DUSHANBE, August 5, 2016, Asia-Plus – Former deputy defense minister Abduhalim Nazarzoda (also known as Hoji Halim), who  was killed in a special operation by security forces in September 2015, reportedly owed 350,000 U.S. dollars to two Tajik banks.

In a report released at a news conference in Dushanbe, Dilmurod Davlatzoda, the head of the Accounts Chamber of Tajikistan, revealed on August 5 that according to findings of inspections carried out by the Accounts Chamber, Abduhalim Nazarzoda owed 150,000 U.S. dollars to Amonatbonk (Tajikistan’s savings bank) and 200,000 U.S. dollars to Tojik Sodirot Bonk (TSB).

The inspection findings have been submitted for consideration to the Main Military Prosecutor’s Office, Davlatzoda added.

Meanwhile, Tajik chief prosecutor Yusuf Rahmon told reporters on August 4 that criminal proceedings have been instituted against nearly 200 people over the last year’s failed coup and 170 of them have already been convicted.   

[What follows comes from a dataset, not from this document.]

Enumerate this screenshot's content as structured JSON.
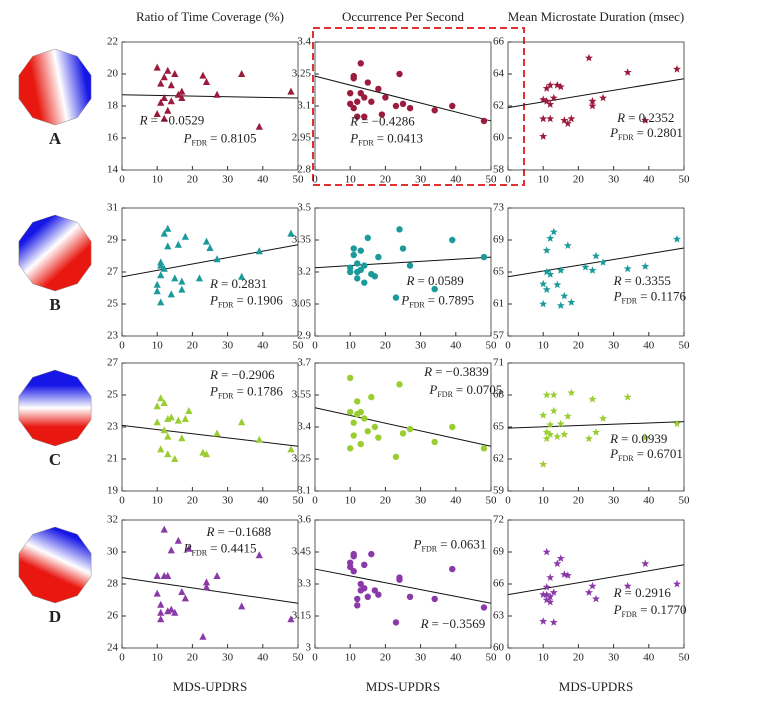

According to him, those 170 people had been sentenced to prison terms of between one and 30 years on a number of charges, including murder and membership in a criminal group.

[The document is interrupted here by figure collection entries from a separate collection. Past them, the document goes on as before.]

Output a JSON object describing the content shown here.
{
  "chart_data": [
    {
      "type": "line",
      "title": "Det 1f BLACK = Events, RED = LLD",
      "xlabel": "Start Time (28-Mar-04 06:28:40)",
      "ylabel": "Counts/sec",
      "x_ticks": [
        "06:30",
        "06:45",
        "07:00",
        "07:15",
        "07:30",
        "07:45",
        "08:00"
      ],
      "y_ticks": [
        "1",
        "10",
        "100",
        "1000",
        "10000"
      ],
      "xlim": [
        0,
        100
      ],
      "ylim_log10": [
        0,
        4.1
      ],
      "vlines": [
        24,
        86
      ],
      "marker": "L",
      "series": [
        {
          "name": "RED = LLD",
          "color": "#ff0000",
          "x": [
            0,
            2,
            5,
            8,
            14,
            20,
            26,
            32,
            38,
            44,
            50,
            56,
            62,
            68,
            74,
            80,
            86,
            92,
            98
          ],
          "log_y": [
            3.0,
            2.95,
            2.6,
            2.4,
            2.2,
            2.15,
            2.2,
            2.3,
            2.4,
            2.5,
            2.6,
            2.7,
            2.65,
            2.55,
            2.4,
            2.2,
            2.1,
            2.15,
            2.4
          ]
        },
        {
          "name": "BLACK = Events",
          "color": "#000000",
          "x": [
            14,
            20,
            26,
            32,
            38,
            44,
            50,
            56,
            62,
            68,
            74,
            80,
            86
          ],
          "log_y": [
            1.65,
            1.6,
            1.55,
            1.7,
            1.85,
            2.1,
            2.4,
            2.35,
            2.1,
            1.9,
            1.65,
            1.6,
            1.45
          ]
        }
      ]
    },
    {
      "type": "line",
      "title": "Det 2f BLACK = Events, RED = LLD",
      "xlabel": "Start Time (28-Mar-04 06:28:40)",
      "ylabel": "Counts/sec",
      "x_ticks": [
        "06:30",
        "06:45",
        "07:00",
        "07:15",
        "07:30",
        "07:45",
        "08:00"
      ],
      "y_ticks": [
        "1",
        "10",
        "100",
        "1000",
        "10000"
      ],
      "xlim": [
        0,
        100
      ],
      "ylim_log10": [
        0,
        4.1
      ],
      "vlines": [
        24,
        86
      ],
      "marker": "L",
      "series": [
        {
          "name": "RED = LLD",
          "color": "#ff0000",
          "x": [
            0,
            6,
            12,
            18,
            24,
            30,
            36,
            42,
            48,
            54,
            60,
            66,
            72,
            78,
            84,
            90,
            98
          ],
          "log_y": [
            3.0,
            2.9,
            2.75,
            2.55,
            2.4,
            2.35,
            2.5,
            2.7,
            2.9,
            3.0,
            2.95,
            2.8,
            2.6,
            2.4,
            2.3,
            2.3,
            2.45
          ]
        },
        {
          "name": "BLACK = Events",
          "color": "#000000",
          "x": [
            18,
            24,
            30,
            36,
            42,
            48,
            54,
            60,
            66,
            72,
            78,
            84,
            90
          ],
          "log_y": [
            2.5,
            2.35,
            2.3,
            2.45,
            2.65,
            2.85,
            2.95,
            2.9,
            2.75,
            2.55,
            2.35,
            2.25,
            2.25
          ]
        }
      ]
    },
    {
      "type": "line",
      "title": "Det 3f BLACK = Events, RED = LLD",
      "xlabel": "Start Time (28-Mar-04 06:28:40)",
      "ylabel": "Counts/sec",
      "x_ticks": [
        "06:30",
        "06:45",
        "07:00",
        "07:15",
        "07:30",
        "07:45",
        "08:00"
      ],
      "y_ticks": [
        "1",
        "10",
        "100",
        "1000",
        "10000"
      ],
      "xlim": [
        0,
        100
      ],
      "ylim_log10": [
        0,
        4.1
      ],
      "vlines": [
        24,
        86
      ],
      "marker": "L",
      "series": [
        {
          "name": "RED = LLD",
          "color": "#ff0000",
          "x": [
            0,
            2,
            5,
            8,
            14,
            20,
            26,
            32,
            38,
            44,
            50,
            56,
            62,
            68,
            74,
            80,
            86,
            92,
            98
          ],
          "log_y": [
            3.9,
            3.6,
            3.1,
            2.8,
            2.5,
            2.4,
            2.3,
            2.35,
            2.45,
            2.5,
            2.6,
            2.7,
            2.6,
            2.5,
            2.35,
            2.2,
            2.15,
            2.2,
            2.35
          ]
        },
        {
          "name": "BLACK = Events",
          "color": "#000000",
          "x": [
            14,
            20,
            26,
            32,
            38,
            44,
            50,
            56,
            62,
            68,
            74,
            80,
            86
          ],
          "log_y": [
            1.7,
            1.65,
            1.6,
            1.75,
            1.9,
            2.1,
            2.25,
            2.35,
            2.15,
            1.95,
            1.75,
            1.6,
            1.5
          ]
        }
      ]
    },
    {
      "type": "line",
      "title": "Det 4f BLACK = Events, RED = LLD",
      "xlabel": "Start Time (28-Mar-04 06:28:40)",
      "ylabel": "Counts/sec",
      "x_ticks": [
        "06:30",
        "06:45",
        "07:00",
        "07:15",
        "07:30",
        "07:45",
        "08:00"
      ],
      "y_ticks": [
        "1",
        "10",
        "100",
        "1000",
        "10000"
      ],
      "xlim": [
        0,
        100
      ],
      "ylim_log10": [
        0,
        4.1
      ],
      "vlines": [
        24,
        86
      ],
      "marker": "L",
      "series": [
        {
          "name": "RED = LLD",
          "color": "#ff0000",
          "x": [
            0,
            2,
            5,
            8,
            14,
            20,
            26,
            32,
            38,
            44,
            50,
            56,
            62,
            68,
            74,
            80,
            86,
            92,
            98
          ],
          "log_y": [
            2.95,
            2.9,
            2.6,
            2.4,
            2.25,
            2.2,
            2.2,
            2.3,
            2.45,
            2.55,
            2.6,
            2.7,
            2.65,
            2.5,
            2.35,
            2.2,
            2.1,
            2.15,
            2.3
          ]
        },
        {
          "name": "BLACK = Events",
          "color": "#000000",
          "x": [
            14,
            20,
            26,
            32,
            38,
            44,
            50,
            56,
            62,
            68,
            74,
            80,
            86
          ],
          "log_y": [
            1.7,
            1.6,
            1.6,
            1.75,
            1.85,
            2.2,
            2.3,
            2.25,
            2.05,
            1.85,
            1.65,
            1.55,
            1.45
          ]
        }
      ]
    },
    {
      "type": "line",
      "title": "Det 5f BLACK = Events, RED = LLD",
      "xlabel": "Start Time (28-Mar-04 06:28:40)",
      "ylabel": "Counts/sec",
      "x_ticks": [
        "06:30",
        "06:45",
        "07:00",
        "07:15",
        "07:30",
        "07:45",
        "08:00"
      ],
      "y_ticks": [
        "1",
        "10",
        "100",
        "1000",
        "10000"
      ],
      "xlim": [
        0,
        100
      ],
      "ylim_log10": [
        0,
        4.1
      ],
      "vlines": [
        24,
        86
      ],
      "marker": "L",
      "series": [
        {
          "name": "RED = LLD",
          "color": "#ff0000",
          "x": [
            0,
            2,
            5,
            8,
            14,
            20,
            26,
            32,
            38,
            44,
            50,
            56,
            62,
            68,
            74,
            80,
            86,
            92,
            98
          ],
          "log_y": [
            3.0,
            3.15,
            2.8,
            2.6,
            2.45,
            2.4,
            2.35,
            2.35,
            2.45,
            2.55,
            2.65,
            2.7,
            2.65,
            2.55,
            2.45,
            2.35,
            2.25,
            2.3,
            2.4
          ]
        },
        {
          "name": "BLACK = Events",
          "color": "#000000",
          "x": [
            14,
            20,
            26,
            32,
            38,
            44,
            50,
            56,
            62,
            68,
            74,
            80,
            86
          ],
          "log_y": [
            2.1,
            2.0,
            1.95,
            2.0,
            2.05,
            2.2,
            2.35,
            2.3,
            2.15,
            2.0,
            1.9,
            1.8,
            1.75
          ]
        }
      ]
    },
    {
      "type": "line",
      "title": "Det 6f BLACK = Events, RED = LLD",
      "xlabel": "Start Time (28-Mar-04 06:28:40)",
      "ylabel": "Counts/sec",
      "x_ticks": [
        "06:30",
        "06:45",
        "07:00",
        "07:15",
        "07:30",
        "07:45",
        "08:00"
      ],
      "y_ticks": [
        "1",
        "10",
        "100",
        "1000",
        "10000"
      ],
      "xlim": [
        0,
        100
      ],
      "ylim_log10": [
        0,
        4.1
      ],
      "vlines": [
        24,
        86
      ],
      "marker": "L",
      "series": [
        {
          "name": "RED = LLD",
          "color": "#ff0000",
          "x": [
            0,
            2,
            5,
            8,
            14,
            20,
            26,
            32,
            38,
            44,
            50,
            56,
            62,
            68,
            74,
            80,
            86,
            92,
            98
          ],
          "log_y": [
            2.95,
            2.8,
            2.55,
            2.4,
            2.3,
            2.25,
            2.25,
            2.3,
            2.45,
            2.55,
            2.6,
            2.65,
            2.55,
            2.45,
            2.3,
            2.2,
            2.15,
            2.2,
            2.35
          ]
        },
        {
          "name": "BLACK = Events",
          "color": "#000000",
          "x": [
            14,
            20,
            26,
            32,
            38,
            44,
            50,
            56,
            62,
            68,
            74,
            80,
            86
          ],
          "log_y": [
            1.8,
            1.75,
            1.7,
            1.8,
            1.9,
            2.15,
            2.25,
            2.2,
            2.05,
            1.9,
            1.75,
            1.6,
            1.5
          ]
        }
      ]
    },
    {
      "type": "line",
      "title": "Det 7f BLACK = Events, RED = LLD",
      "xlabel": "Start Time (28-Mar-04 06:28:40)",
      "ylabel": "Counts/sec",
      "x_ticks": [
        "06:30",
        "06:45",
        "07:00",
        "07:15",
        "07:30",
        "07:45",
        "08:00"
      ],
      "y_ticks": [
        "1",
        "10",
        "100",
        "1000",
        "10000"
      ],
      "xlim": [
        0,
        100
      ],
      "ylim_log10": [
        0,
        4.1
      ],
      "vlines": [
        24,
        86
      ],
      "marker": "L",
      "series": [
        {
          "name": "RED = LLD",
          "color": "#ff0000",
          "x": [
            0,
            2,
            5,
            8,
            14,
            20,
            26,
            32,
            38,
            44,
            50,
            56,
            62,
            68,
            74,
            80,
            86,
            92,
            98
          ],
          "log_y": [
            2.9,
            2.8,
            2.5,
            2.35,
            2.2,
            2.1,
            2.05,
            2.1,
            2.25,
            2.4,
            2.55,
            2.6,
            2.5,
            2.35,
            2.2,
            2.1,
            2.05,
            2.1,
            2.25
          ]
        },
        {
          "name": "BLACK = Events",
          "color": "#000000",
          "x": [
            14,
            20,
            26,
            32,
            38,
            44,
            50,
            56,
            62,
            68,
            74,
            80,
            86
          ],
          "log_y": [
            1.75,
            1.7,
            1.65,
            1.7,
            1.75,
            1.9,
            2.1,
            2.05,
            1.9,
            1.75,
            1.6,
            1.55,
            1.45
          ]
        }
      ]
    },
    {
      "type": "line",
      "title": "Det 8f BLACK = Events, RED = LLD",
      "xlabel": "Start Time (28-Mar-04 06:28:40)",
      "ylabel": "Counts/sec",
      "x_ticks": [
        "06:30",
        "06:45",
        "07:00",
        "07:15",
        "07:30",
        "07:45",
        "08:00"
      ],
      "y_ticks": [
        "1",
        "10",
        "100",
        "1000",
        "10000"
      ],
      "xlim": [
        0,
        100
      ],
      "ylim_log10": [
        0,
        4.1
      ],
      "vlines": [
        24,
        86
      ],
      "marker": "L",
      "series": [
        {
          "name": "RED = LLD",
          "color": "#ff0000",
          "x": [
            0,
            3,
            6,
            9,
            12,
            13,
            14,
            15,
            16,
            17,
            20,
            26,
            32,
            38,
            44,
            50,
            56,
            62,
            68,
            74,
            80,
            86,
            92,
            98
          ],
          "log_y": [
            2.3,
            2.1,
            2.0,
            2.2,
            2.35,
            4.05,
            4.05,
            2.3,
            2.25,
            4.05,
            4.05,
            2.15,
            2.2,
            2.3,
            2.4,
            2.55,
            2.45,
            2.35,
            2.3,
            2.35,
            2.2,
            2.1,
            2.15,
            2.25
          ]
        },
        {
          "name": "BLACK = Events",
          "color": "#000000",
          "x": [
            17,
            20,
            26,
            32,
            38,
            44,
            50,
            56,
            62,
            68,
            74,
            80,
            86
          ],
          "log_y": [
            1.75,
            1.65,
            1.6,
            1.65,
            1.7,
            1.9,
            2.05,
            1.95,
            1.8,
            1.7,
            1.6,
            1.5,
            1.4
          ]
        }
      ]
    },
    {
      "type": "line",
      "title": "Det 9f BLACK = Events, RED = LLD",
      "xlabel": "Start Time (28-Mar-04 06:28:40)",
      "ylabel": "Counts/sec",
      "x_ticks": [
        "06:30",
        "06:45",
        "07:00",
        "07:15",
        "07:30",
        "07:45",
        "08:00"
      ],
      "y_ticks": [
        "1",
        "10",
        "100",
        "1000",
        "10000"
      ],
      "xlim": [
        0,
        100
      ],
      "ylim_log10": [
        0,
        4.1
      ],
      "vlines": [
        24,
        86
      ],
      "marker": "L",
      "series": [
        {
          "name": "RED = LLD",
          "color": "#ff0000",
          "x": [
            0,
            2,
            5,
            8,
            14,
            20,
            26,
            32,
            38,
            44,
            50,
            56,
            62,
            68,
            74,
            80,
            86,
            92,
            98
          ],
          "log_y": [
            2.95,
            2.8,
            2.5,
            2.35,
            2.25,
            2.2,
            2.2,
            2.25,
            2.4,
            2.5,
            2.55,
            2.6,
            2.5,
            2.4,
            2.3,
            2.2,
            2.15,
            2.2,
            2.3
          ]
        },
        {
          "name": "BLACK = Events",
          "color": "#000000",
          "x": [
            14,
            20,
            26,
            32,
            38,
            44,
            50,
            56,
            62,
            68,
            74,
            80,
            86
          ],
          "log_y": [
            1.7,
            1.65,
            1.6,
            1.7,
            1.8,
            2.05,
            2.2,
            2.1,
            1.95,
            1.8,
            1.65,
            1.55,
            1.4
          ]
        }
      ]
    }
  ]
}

Recall that former deputy defense minister Abduhalim Nazarzoda and a group of gunmen under his control launched a predawn attack on the main police station in the Vahdat Township east of the Tajik capital on September 4, 2015, and clashed later that day with security forces at a Defense Ministry building not far from the Dushanbe International Airport.  Nine police officers were killed and six others were wounded in those attacks.

Nazarzoda, his associate Colonel Junaidulloh Umarov, and several other gunmen then fled to the Romit Gorge, adjacent to Vahdat, where security forces were targeting them in a large-scale manhunt.

Tajik officials say 30 members of the group, including Nazarzoda and Umarov, have been killed and more than 100 others arrested during the operation and that weapons and vehicles have been seized from the group.

Abduhalim Nazarzoda, 51, had served as deputy defense minister since January 2014.  He joined the security forces in June 1997 when the government and the opposition signed a peace accord to end the five-year civil war.

Tajik authorities blamed the IRPT for organizing the mutiny, while the Supreme Court banned the party, designating it an “extremist and terrorist organization.”

IRPT leader Muhiddin Kabiri, who is currently in self-imposed exile abroad, denies any involvement of his party in the attempted coup.